When working with linear equations, one of the first steps is often combining like terms. Like terms are terms in an equation that have the same variables raised to the same power. For example, in the equation provided, you have several terms with the variable \(x\): \(x\), \(-4x\), \(6x\), and \(-8x\). These are all like terms because they involve the variable \(x\) raised to the first power.

Combining these terms means performing the arithmetic operation (addition or subtraction) among them. On the left-hand side of the equation, combining like terms \(x - 4x\) results in \(-3x\). On the right-hand side, \(6x - 8x\) simplifies to \(-2x\).

By combining like terms, the original equation \(x - 4 - 4x = 6x + 9 - 8x\) simplifies to \(-3x - 4 = -2x + 9\), setting the stage for the next steps in solving the equation.

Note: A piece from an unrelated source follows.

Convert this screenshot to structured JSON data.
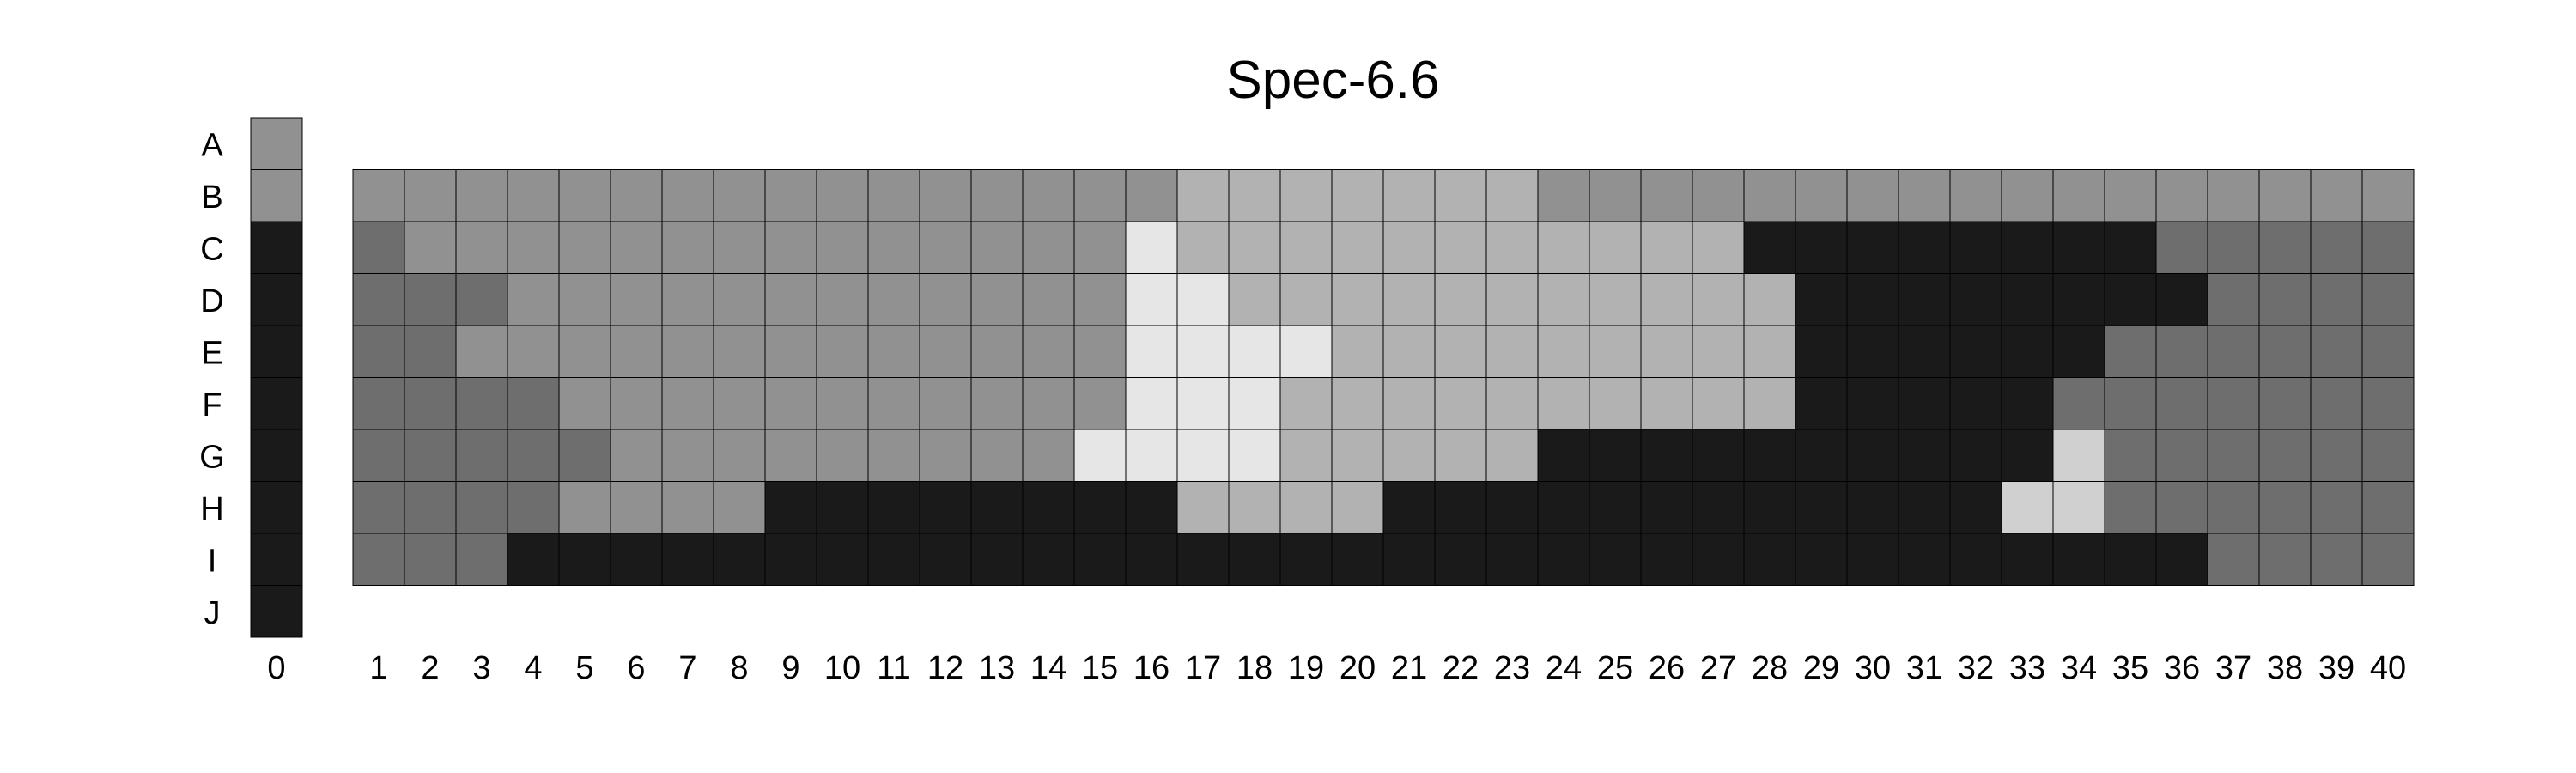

After combining like terms, the next strategy is to isolate the variable. This process helps simplify the equation, making it easier to solve for the variable. With the equation \(-3x - 4 = -2x + 9\), we aim to get all the terms involving \(x\) on one side.

To achieve this, you can either move the terms from the right to the left or vice versa, depending on personal preference or which seems simpler. In this case, adding \(2x\) to both sides effectively moves the \(-2x\) from the right to the left, resulting in a new equation:

\(-3x + 2x - 4 = -2x + 2x + 9\).

The equation simplifies to \(-x - 4 = 9\). This process ensures one side is free of the variable, allowing for easier solutions in subsequent steps.

With the variable isolated to one side, you can solve for it by removing any constants that share the same side. In the simplified equation \(-x - 4 = 9\), adding 4 to both sides allows you to cancel out the \(-4\):

\(-x - 4 + 4 = 9 + 4\).

This operation results in \(-x = 13\). With only the variable \(-x\) left on one side, the equation becomes more straightforward. However, notice that the variable is negative, which brings us to the final adjustments needed.

Algebra often involves several steps to transition from a complex equation to an easily solvable form. In our problem, the final step after isolating \(-x\) involved solving for a positive variable. This requires converting the negative variable into its positive form by multiplying or dividing both sides by -1.

Applying this to \(-x = 13\), you perform the multiplication:

\(-1 \times (-x) = -1 \times 13\).

The equation resolves to \(x = -13\), giving you the solution to the original equation. Step-by-Step solutions such as these provide a clear path from problem to solution, demonstrating methodically how each move contributes to simplifying the equation, making complex algebra problems more approachable.